わが家では完璧なトリリンガルは目指していないので、英語をメインに、現地語も私とたまに話す程度でなんとかキープしています。
「Third Culture Kids」のサポートをしっかりと!
わが家では、本人の性格や語学への馴染み具合を見て、最終的に3人3様の教育環境となりました。
子どもたちの中で海外での生活が「楽しかった」記憶として残ることを優先に考えた結果なので、満足しています。
なお、海外駐在に子どもを帯同する場合、ぜひ覚えておいていただきたいのが、「Third Culture Kids(TCK/サードカルチャーキッズ)」という言葉です。

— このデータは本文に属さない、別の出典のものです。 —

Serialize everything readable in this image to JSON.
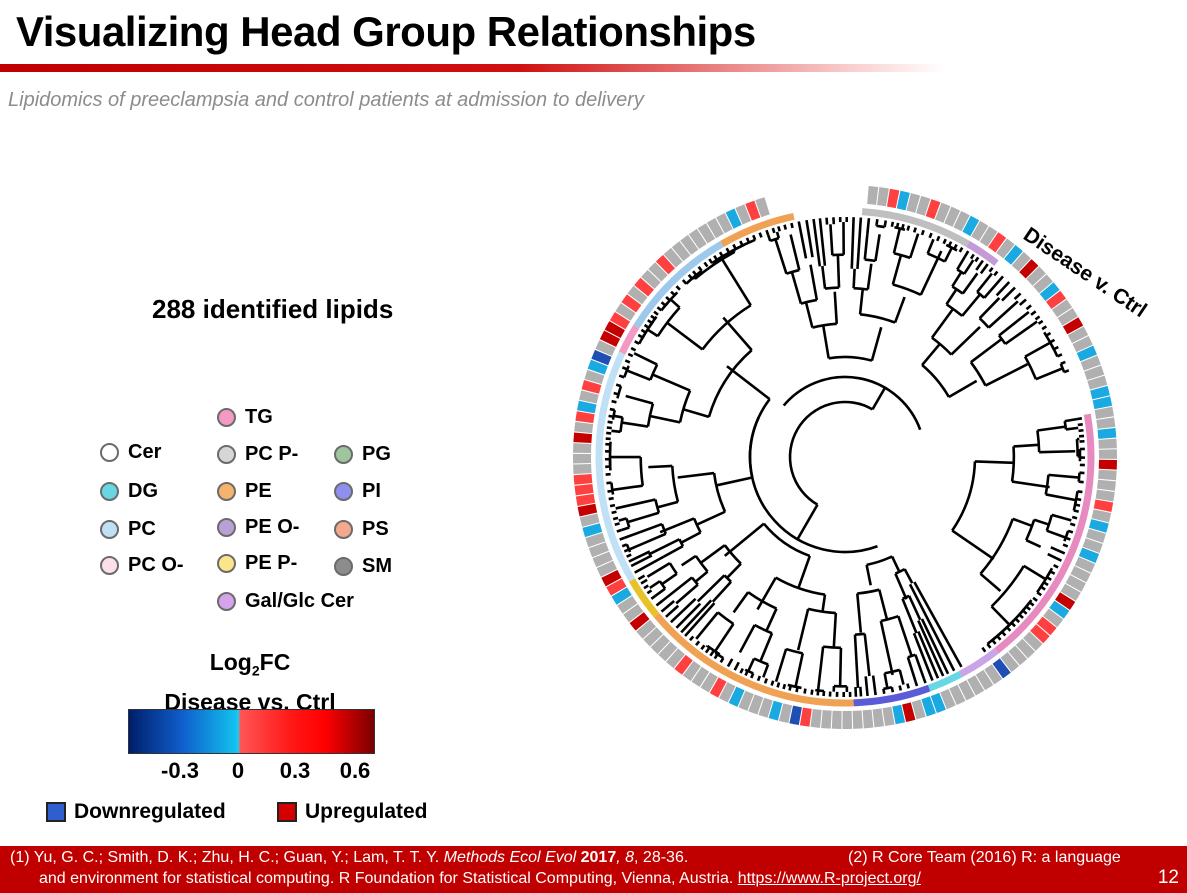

「サードカルチャーキッズ(TCK)」とは、両親の生まれた国の文化を第一文化、現在生活している国の文化を第二文化とし、この二つの文化のはざまで特定の文化に属することなく独自の生活文化を創造していく子どもたち、のこと。 ※出典:『サードカルチャーキッズ 多文化の間で生きる子どもたち』
「海外に来たから、日本語ではない教育環境へ入れよう」というのは多くの親が考えることですが、当の本人たちは、いきなり言葉の通じない世界に放り込まれて、その中で何とか生きていくための手段として必死に言語と生活習慣を学んでいます。
子どもたちの苦労は、親の想像以上なのです。
もし日本語ではない環境に子どもを送ると決めた場合は、親として、子どもの心理面の万全のサポートはもちろん、学校との協力体制もしっかり整えていきましょうね。